I'm still early in development and I would love to build this into an actual product that can be integrated into existing DAWs or even turn it into a musical framework itself for AR and VR experiences.
If you're interested in working on it or if you simply want to know more, feel free to contact me.
[0] https://github.com/a-sumo/hyperstep.
[1] https://www.youtube.com/watch?v=klTjiXjqHrQ
I got two different tracks to work, and it's clear that one was a lot harder to process than the other. It took noticeably more time on the second one, to start and the CPU utilization was higher as well. They were both instrumental tracks in the same format and around the same length. The one simpler to process was the instrumental of Britney Spear's Baby One More Time. The harder one was Porter Robinson's Divinity.

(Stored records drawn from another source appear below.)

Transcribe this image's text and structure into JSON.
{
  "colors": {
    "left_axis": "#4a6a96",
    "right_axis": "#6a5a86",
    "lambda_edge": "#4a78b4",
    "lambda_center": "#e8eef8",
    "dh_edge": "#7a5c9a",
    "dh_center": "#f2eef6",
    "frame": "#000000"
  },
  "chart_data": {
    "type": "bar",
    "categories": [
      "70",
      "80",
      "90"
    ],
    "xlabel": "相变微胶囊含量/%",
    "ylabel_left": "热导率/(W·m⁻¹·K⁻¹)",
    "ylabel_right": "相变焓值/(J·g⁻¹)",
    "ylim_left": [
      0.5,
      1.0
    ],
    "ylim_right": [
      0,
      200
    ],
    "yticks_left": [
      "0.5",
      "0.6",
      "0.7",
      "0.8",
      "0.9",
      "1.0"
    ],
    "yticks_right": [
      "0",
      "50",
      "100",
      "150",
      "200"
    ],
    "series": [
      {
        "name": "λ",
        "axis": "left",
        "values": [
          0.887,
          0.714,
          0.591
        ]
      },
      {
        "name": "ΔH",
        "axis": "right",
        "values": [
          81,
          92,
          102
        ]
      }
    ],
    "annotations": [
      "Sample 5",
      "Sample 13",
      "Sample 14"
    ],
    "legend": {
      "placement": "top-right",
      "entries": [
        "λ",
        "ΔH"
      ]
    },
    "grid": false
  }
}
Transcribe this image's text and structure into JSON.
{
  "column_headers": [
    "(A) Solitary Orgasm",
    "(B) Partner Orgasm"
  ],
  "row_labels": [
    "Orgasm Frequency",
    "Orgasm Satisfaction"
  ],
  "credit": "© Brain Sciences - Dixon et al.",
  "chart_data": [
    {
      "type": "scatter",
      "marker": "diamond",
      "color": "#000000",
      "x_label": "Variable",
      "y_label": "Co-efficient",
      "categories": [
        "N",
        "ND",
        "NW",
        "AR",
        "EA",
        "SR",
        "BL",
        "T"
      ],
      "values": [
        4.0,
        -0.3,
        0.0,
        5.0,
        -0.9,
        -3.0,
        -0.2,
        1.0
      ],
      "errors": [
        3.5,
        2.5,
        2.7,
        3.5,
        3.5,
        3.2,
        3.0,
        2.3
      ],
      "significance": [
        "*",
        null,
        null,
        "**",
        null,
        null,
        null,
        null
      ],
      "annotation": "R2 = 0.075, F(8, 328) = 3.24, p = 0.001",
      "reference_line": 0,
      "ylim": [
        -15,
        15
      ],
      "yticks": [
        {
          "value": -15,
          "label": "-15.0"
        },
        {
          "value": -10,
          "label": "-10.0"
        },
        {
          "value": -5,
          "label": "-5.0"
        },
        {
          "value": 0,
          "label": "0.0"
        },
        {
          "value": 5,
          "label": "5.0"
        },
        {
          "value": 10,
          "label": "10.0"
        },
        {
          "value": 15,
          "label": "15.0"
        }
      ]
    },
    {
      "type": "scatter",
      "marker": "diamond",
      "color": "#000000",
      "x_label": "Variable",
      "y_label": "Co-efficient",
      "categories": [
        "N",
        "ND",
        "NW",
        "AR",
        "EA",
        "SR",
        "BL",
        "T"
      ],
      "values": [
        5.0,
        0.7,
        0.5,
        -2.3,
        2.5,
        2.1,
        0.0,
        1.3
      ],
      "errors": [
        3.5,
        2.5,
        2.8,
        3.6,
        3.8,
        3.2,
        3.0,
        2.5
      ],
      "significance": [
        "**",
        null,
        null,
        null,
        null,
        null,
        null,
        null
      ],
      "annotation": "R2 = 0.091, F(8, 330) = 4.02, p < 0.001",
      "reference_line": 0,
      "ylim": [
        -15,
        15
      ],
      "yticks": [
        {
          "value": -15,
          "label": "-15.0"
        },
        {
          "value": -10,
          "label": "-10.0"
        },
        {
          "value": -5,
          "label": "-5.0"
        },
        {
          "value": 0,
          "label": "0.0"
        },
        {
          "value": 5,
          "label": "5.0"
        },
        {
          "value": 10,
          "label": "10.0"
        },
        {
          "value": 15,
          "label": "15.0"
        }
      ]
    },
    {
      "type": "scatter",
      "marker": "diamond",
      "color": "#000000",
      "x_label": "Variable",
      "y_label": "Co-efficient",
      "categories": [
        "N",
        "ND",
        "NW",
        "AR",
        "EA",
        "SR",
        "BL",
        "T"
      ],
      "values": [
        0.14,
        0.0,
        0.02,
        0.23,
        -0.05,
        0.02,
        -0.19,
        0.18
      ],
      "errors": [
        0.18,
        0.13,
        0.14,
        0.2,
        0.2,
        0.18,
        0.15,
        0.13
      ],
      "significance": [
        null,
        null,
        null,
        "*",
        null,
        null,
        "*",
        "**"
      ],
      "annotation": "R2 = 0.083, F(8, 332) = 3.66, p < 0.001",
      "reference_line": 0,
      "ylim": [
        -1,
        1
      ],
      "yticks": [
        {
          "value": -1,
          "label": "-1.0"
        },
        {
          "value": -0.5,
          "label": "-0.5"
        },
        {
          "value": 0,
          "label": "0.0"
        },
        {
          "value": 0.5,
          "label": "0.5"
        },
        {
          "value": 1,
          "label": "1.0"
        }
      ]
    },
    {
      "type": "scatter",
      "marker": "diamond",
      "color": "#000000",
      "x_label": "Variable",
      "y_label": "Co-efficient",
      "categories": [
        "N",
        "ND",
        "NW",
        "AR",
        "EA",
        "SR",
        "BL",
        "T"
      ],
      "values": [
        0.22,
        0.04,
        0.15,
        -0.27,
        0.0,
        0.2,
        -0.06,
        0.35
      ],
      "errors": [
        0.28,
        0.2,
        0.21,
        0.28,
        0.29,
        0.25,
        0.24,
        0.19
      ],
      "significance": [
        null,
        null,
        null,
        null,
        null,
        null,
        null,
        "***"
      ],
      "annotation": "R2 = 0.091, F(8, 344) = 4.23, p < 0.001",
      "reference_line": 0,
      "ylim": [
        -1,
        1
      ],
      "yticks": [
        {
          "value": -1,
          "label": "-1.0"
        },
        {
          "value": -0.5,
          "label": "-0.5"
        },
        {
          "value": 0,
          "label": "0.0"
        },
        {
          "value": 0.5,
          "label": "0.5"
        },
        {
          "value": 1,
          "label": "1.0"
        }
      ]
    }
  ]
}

Neither audio had an effect similar to the one from the demo video, but were interesting regardless. They both looked like how I imagine sound waves echo and bounce around if contained in a cube shape.
I appreciate the notebook writeup where you described the goals because the visualization wasn't inherently intuitive with the sound. I chose much more complex tones than your demo. I imagine the feature extraction is much easier on isolated sounds. This reminds me a lot of project milkdrop and so I was expecting it to be closer to that but in 3d. That was probably a misunderstanding on my part of the goals for this.
I think exposing more parameters about how features get mapped and scaled would be really helpful in making it feel more intuitive. Zooming the cube in and out is nice but didn't seem to help convey more information with the tracks I chose. If anything it got in the way because on my computer the zoom sensitivity was very very high.
I look forward to seeing where this goes.